Lost In Flower marks the debut of F7, a project born from the meeting between All Rest No People and Canadian artist Jean Brazeau. Released on Acting Press, the album fits into the label’s ten-year path and expands its analog, visionary world, pushing it into areas that had only been hinted at before. The label has always stood out for its ability to bring together ambient techno, outsider house and IDM, reshaping electronic heritage and giving it new life. Its records, rare but essential, have built a sound identity that has become one of the most recognizable in recent club music, shaped by low-profile figures as PLO Man, All Rest No People and C3D-E.


In this context, Lost In Flower is a natural but unexpected step. The familiar spaceship-like aesthetic is still there, but the record also moves into new directions: the high-speed progressive house of “Picatrix, abstract bleep techno, and electro traces that recall the raw intensity of Drexciya. There are also hints of the minimalism related with Tektite Recordings, here turned into something more atmospheric and metaphysical. F7 do not follow a minimal approach, except in moments like the leftfield brainquake of Four Corner. Their focus is a dense, enveloping sound that goes beyond tradition, echoing the most imaginative side of 1990s electronic music.


A key aspect of the album is the deliberate choice to keep the sound rough, imperfect, even scratched, as if the duo wanted to explore what happens when machines are pushed without safety limits. They are not trying to recreate the past: they experiment, push the hardware, allow the signal to get dirty, saturated, unstable. This attitude, rooted in the pioneering spirit of the 1990s, shows a desire to explore freely beyond genre boundaries. It is both an aesthetic and technical stance, shaping an identity that embraces irregularities rather than avoiding them.

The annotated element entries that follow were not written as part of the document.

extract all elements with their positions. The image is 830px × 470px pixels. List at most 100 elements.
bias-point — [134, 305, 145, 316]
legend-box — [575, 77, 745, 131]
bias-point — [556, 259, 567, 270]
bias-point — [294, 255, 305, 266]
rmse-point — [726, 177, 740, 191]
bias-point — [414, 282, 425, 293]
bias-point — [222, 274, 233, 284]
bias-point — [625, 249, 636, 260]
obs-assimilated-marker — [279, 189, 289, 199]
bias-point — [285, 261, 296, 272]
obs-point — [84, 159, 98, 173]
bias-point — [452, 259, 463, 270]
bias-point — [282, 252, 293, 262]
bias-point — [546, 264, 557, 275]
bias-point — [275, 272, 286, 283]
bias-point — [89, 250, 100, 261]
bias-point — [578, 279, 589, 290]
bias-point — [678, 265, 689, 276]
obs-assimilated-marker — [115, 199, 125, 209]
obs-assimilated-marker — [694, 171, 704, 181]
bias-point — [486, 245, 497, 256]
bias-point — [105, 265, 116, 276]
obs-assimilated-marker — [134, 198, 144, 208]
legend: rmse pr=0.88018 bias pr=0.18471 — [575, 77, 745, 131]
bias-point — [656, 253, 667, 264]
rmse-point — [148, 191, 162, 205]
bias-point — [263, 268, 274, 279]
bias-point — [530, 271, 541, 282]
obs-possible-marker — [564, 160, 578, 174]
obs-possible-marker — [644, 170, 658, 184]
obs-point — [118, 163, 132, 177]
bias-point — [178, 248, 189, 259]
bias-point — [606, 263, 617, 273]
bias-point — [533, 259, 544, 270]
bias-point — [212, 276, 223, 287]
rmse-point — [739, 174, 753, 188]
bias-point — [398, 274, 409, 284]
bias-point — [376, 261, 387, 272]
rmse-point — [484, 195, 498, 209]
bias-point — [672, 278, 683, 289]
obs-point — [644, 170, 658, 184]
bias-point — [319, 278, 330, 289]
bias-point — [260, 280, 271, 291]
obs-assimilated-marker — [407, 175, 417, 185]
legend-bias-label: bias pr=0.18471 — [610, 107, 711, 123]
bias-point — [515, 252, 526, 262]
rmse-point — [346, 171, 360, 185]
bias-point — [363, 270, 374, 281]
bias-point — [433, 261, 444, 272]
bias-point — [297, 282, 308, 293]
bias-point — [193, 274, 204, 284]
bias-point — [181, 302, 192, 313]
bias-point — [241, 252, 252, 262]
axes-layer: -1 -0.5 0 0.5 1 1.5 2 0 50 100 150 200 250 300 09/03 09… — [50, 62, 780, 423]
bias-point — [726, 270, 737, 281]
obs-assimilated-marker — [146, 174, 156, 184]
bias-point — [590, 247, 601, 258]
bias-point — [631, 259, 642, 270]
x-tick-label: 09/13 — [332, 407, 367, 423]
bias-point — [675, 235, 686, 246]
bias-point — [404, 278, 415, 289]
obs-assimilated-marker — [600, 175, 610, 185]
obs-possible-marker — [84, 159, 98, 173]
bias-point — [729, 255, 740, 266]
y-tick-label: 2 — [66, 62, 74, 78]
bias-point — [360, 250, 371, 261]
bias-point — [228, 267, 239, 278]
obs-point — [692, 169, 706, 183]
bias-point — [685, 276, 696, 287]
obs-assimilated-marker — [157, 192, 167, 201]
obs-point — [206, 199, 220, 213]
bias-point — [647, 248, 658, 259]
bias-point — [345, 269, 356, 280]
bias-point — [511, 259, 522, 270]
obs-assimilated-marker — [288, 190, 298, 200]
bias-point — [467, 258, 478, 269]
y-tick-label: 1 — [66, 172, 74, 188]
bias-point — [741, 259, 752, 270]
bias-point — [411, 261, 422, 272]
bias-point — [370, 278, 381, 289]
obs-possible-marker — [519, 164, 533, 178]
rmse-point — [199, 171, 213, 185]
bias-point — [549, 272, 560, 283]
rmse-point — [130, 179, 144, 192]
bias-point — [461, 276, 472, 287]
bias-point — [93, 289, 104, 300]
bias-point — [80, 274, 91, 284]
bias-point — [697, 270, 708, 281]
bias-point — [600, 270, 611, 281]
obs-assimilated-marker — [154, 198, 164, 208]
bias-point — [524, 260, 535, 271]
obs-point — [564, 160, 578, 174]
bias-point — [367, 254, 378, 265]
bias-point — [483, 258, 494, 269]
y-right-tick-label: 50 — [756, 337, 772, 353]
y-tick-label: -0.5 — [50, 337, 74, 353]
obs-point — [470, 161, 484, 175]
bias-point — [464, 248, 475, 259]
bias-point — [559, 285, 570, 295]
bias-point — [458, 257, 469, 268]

Echoes of earlier eras are rebuilt and accelerated, revealing details that would once have stayed hidden: pads dissolving into air, dissonant chords repeated in micro-structures, small sonic particles scattered across the mix. These anomalies give the album its internal coherence. The 4/4 pulse changes shape from track to track: sometimes a single kick holds everything together (My Cloud Is A House), sometimes shadows of early Steve Bicknell appear (Phantom), or otherworldly resonances emerge in Shooting Rulers. Freeze blends an ambient rise with a fragile techno foundation, while Icarus offers a polyrhythm that recalls the wandering, semi-improvised spirit linked to PLO Man’s universe.


The generous format (a triple LP) allows for a shifting, rich internal narrative, a sequence of chapters that works both for DJs and for listeners looking for a coherent but evolving storyline. It’s a record full of different entry points, each one fitting into the larger whole while also standing on its own.